Transformation(Heat Shock)

• 1. Thaw one vial (or more) of cells (50 ul volume) on ice. The cells are stored in the -80 fridge. Depending on other parameters (nature of ligation, selection criteria for clones, etc.), a smaller volume (down to 15 ul) may be used. You can aliquot volumes into regular 0.5 or 1.5 ml eppendorf tubes and use those tubes.
• 2. Add 1-5 ul of ligation reaction (up to 10-15% of volume of cells) or plasmid DNA (10-50 pg) and mix by using tip of the pipette tip.
• 3. Incubate on ice for 15-30 min.
• 4. Heat shock for exactly 30 secs at exactly 42 deg. You can use a thermocycler, a water bath or a small beaker filled with water at the right temperature.
• 5. Place on ice for 0.5-1 minute.
• 6. Add 250 ul (for 50 ul bacteria) of SOC medium (commercial source) that has been prewarmed to 37 deg (not necessary).
• 7. Shake at about 225 rpm on a horizontal shaker at 37 deg for 1 hr. Tape the tubes to the shaker in a horizontal position if required.
• 8. Spread a tenth to all (usually half to all) of the culture on a 10 cm LB agar plate (usually stored in the cold room; different types such as LB with ampicillin or LB with kanamycin may be available).

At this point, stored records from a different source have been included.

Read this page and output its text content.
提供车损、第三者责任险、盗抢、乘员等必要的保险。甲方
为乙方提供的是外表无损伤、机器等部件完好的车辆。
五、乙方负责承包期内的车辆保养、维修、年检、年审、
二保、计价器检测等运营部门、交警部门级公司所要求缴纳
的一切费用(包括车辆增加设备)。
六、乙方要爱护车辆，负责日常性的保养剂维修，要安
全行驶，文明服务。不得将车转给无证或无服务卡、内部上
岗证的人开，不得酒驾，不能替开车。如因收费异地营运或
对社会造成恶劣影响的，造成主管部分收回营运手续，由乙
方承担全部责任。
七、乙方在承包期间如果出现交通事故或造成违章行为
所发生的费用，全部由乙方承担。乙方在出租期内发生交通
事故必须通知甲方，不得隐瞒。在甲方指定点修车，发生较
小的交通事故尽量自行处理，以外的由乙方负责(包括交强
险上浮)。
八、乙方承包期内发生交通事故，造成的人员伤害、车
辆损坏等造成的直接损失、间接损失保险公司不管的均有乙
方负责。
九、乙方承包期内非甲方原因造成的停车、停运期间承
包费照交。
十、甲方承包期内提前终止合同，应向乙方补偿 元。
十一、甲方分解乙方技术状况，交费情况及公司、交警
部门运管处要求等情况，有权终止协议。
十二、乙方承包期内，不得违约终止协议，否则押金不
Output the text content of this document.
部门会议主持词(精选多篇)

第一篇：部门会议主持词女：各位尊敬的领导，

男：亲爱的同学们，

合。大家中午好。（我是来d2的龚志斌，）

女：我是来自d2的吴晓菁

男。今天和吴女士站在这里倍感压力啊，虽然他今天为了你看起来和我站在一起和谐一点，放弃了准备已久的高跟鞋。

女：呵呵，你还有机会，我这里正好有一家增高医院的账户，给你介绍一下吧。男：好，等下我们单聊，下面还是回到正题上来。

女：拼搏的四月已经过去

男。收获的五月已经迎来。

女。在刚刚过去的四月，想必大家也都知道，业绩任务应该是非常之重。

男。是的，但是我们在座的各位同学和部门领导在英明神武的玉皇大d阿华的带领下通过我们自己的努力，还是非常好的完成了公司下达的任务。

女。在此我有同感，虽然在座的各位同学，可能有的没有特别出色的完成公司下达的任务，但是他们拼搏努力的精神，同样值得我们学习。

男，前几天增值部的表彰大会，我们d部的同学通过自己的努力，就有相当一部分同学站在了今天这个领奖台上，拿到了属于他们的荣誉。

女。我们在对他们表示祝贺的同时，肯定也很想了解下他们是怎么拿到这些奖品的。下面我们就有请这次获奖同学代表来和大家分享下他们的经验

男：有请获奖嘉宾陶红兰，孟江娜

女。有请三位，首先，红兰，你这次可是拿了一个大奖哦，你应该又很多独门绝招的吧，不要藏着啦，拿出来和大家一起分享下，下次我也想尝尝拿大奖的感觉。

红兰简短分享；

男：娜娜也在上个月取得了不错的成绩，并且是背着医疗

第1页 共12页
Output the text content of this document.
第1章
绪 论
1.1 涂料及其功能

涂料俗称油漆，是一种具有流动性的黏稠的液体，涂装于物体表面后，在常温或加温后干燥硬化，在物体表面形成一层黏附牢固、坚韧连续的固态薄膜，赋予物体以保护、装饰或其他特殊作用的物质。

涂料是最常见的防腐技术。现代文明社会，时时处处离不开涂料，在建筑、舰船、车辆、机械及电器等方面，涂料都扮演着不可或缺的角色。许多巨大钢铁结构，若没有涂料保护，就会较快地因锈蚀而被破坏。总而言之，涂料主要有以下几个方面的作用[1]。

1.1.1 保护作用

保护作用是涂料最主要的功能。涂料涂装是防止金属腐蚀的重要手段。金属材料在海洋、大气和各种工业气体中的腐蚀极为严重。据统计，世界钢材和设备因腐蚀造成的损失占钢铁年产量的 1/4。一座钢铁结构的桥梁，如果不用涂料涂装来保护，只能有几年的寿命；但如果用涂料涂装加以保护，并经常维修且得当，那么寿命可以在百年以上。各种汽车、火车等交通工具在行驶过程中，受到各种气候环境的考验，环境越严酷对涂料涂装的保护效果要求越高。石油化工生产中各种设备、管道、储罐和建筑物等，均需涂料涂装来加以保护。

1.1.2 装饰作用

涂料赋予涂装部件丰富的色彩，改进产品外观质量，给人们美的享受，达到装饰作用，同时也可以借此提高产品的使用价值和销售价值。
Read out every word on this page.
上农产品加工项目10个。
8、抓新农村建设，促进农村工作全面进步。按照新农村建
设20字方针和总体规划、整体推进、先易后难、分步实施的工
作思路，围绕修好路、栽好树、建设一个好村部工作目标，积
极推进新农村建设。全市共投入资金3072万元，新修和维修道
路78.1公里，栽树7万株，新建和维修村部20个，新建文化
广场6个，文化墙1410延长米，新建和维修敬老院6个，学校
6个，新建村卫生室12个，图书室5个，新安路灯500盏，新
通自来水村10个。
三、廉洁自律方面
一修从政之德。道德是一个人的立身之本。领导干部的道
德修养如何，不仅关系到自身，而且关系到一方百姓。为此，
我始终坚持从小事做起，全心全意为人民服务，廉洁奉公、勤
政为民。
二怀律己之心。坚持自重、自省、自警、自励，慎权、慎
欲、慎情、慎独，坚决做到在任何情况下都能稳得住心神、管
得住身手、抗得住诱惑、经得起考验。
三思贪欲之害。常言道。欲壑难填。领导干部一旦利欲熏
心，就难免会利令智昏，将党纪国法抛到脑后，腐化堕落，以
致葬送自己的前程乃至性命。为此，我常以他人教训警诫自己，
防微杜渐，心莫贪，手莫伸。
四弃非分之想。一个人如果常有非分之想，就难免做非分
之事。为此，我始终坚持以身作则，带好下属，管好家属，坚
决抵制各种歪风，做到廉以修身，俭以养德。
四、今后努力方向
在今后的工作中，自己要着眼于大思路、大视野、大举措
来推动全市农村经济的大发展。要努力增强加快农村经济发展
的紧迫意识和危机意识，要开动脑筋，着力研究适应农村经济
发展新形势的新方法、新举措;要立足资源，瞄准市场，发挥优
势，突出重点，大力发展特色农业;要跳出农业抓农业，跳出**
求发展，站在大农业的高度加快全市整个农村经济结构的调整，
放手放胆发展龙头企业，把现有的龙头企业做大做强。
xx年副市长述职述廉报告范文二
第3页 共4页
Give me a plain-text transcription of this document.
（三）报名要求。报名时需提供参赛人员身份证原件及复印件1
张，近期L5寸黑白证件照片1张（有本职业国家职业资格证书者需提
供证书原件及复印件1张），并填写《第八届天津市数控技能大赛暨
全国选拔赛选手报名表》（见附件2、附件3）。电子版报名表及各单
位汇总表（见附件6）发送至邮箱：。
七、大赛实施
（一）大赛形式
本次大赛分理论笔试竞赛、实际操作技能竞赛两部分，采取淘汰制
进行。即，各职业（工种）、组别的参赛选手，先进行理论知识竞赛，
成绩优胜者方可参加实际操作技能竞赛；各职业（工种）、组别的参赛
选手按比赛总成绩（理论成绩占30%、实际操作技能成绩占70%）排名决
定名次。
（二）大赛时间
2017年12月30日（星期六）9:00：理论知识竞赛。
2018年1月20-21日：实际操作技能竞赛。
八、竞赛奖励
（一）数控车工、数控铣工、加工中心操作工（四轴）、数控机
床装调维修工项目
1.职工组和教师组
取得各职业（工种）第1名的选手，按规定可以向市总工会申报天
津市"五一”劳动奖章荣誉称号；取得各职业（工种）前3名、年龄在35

• 9. Incubate the plates, inverted (you may have to wait 1-2 hours before inverting if a high volume of culture was plated) at 37 deg overnight.
• 10. Bacterial colonies are visible after about 12 hours and they can be picked at 15-18 hours. Beyond 20-22 hours, satellite colonies appear.
• 11. The plates can be stored, after parafilm sealing, at 4 deg. The colonies remain viable for up to a week.